As she waits she bakes shortbread cookies, the ‘lovely sweet smell’ reminding her of her childhood. ‘That’s why she makes them so often.’
She becomes anxious as she waits and, with ‘her heart lurching in all directions’, she tries playing along to a quiz game on television. ‘That’s when she hears a small voice behind her … ’A shadow of Angela’s girlhood self has arrived. And ‘Angela is happy.’.
Angela the old lady, and Angela the little girl, go adventuring in the garden—until her loving and understanding son arrives.

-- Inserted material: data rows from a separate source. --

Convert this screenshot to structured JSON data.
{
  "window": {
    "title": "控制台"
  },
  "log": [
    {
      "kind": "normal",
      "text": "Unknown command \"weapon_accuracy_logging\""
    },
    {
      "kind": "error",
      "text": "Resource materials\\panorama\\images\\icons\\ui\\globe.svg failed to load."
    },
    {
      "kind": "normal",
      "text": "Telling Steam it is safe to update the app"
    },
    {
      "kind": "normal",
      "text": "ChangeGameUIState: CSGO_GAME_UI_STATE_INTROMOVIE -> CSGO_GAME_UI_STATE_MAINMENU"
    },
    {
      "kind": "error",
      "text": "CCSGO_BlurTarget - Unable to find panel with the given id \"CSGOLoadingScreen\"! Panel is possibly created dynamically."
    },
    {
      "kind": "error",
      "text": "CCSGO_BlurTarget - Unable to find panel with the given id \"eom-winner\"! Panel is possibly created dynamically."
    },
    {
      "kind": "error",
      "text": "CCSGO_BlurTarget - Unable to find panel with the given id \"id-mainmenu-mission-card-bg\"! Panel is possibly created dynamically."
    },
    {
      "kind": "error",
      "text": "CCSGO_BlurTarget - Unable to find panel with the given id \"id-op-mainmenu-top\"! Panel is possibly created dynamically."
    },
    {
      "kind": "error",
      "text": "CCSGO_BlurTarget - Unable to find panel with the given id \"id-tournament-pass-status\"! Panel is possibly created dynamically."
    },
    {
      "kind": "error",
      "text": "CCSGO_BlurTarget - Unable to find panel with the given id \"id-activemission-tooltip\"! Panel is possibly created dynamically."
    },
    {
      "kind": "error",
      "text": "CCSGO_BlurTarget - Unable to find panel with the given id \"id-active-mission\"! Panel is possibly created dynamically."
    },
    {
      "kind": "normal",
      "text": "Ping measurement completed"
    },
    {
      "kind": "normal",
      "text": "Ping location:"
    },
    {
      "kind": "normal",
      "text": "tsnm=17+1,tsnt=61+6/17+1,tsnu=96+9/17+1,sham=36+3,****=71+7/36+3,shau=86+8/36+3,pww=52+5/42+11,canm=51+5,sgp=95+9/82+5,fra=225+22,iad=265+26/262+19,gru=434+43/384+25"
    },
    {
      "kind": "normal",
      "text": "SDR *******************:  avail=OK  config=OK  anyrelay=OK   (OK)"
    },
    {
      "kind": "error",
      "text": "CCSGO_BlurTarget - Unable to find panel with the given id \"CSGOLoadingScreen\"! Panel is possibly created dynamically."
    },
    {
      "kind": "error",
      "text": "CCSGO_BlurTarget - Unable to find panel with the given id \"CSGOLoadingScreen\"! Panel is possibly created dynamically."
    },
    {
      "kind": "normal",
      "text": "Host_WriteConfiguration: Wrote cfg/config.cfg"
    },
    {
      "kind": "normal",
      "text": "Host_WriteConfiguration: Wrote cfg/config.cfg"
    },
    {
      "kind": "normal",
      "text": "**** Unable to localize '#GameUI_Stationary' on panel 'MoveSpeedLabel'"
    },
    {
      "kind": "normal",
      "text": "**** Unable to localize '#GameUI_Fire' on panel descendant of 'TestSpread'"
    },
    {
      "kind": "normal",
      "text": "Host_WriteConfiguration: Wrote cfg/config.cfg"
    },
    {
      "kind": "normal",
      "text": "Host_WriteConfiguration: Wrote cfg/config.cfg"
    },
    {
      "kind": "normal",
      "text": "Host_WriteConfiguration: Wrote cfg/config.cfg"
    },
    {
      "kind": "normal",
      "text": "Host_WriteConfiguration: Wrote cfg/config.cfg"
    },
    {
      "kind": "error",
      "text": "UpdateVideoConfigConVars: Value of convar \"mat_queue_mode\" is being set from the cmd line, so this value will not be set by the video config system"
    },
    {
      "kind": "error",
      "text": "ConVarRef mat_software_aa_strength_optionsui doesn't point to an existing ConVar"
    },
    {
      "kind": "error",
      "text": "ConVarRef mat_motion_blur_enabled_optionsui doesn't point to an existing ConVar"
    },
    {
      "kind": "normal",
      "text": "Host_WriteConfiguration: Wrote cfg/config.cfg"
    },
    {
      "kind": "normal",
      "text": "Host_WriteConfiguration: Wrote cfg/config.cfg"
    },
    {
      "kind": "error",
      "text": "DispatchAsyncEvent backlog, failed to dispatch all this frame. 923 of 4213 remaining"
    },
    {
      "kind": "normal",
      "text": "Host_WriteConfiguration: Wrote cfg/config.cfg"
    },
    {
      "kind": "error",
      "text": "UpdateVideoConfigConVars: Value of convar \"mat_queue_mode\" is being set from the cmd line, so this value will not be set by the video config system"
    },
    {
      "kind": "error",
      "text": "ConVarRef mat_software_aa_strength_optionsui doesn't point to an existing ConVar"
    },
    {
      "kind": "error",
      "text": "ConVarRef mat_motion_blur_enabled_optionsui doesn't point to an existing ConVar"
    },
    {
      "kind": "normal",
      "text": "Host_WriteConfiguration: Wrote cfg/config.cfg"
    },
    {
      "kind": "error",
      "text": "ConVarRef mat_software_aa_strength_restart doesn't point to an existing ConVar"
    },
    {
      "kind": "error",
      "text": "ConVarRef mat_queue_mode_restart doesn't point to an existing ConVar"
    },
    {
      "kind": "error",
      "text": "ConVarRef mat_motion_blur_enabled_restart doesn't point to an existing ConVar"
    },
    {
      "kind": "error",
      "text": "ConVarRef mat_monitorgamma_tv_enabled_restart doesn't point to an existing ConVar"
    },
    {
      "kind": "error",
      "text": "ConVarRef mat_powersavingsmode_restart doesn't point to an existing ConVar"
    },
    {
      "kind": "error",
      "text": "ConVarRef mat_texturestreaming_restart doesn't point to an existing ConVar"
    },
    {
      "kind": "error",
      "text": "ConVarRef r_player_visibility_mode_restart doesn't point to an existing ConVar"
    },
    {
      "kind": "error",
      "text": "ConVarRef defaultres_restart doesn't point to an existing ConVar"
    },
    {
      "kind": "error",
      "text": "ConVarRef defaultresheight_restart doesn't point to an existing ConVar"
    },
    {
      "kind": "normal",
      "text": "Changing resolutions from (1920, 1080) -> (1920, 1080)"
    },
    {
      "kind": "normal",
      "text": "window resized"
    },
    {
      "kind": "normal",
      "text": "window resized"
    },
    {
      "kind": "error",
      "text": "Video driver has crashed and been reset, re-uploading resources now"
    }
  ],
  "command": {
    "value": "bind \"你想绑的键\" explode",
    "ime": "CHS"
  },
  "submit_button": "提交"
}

Her son leads her home, where they look at a book of photos—and remember together.
The power in this book:
It's a melodic reminder to value the whole of a person's life and experiences. Angela is shown as a multi-dimensional person. She bakes and does puzzles now, and she has been a little girl who loved cherries and the snails on irises.
It speaks to love and remembering, as well as long goodbyes and grief. Touching and beautiful to read as an adult, for children it may be just the reassurance they need: when emotions are expanded and life seems overwhelming, there will be hope and loving arms to guide them gently home.
It opens a conversation path for talking about dementia. Because that is such an emotionally fraught topic, especially where it is also personal, it’s wonderful to have a way to begin a conversation. The conversation might be urgent and overt, perhaps about a beloved grandparent who is showing signs of dementia—or general and philosophical as a way to explain the effects of dementia on an individual and on those around them.
The crafting of the story is beautiful. Angela’s visitor isn’t introduced or explained, instead she unfolds in a way that gives young readers space to see themselves in young Angela before they realise who she really is. And for older readers, the connection between Angela and her son is tender and full of the promise of familial love.